O que terá motivado os Mão Morta a dar dois concertos no pequeno Sabotage, em Lisboa, e recuperar repertório duro e acelerado de começo de carreira? É um mistério – mas na verdade não precisamos de resposta porque na memória fica mais um pedaço de história de um dos mais impactantes grupos rock de Portugal.
A premissa era a de haver um “regresso ao underground” depois de três décadas de concertos “nos maiores e mais importantes palcos do país”. Em dois concertos – sexta-feira e sábado -, os Mão Morta iam apresentar-se “em formato nu e cru” e tocar canções distantes no tempo mas memória implantada no cérebro de muitos fãs. Os concertos integraram uma parceria entre o clube lisboeta Sabotage e o festival Reverence Festival.
No sábado, concerto que a reportagem do Altamont presenciou, a fila à porta do Sabotage cerca das 22:00 – hora apontada para o começo do espetáculo – indiciava o óbvio: a lotação estava esgotada, o calor seria muito, o suor não demoraria a chegar. Adolfo Lúxuria Canibal, o vocalista e o ícone, não terá demorado mais que duas canções até ficar com a camisa encharcada em esforço e rock.
“Adolfo, tens pedalada?”, gritou alguém na plateia. “Quanto é que apostas?”, devolveu o músico. A energia pode não ser a mesma de outros tempos, há mais quilos e primaveras (de destroços?) atravessadas, mas de aparências não se fazem lendas. Adolfo e demais Mão Morta permanecem em forma, e o disparar logo a começo de clássicos como “Oub’lá” ou “E Se Depois” foi garantia imediata de que esta seria uma noite voltada os fãs de sempre do grupo de Braga.
Com efeito, há poucas semanas os Mão Morta haviam estado em Lisboa, na Aula Magna, para um concerto – com a Remix Ensemble, grupo da Casa da Música – que integrou os festejos do centenário do Theatro Circo, em Braga.
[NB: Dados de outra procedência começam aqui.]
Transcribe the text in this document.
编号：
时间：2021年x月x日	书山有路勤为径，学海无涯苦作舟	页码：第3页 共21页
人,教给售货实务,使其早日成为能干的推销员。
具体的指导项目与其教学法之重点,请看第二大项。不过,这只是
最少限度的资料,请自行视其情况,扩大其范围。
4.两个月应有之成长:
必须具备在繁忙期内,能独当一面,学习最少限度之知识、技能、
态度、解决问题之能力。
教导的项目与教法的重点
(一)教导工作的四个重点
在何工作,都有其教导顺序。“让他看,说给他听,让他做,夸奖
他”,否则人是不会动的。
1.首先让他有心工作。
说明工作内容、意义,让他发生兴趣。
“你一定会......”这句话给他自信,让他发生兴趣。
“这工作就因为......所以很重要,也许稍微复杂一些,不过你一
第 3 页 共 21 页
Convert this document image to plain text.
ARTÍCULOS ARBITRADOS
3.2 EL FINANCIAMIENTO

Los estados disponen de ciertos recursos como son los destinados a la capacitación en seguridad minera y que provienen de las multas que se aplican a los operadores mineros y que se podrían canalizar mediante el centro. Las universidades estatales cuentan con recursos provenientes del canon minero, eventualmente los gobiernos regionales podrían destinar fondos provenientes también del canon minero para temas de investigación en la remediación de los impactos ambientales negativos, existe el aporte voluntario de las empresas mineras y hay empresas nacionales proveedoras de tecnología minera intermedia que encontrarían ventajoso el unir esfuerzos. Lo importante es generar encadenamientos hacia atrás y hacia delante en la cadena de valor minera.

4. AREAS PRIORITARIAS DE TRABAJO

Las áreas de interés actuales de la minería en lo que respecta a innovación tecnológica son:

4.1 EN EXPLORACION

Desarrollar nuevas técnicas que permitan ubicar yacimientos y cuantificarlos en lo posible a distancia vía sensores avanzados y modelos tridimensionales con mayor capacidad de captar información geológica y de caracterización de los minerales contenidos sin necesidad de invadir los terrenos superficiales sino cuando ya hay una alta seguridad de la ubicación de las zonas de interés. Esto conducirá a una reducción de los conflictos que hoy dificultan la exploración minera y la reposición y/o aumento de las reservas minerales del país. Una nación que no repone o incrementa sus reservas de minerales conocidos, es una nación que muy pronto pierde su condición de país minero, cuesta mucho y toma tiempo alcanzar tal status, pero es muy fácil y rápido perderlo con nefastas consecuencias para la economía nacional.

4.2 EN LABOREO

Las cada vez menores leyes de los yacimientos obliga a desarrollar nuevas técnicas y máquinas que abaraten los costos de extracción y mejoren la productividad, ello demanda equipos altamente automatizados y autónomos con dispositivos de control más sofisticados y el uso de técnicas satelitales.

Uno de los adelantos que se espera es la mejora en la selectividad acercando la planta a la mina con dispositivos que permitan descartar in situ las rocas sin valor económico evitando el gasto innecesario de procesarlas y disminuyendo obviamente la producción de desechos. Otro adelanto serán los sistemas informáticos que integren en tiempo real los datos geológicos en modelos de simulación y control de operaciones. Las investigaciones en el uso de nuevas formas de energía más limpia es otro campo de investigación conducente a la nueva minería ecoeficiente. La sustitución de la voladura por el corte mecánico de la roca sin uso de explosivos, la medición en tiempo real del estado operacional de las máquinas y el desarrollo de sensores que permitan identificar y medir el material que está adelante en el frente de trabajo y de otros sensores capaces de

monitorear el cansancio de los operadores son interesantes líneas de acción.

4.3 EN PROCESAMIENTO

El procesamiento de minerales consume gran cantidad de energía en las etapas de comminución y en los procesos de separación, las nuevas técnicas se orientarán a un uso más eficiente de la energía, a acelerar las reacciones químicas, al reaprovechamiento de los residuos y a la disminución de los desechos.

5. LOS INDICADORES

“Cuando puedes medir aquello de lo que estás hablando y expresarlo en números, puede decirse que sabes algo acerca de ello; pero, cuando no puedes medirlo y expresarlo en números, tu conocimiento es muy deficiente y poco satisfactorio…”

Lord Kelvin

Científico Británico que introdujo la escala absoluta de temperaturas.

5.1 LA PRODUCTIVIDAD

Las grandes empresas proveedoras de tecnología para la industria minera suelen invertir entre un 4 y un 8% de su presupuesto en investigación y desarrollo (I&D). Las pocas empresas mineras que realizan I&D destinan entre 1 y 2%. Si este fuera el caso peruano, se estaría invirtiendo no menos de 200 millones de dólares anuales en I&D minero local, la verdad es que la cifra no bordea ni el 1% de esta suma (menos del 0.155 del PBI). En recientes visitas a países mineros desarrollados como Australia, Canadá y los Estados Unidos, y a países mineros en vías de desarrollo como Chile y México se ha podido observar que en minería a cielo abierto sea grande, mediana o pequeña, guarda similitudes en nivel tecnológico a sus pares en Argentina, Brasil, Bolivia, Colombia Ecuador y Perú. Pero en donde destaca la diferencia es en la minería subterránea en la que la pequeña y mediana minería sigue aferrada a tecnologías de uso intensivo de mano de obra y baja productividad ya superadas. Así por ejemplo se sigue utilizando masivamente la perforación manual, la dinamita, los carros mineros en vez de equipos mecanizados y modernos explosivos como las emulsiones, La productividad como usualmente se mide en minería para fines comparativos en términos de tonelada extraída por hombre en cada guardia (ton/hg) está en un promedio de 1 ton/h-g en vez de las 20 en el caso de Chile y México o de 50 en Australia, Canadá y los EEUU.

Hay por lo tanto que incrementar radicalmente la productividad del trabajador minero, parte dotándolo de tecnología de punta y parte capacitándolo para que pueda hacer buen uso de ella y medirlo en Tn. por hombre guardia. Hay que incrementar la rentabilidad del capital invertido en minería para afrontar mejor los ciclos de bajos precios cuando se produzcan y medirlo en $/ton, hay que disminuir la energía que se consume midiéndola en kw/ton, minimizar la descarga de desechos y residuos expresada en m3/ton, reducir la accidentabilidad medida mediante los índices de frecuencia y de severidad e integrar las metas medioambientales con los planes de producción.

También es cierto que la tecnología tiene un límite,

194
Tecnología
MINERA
A lotação esteve longe de esgotada, o próprio alinhamento foi menos cru e acelerado, e o espetáculo representou uma faceta dos Mão Morta que as noites no Sabotage focaram menos: a banda dos pormenores, dos detalhes, do perfeccionismo.
O que o Cais viveu foi um verdadeiro Caos no Sodré. “Charles Manson”, “Destilo Ódio”, “Lisboa” e “Anarquista Duval”, por exemplo, foram pontapés rock como há muito os Mão Morta não davam num clube pequeno. No sábado faltou “Budapeste”, mas houve, por exemplo, “Quero Morder-te as Mãos”. Também houve passagens pelo recente e bem jeitoso “Pelo Meu Relógio São Horas De Matar”, e Adolfo, antes do encore, não negou a possibilidade de ‘crowdsurf’.
Para os acérrimos fãs, este foi um concerto imbatível, próximo, pesado e necessário. Foi o redescobrir de uma das mais intensas bandas rock portuguesas no seu habital natural e na sua vertente mais animalesca. Os curiosos terão sentido a falta dos Mão Morta mais exploratórios – mas esses Mão Morta, que tiveram no projeto “Müller No Hotel Hessischer Hof”, de 1997, o momento mais feliz, meteram folga este fim de semana. E ainda bem.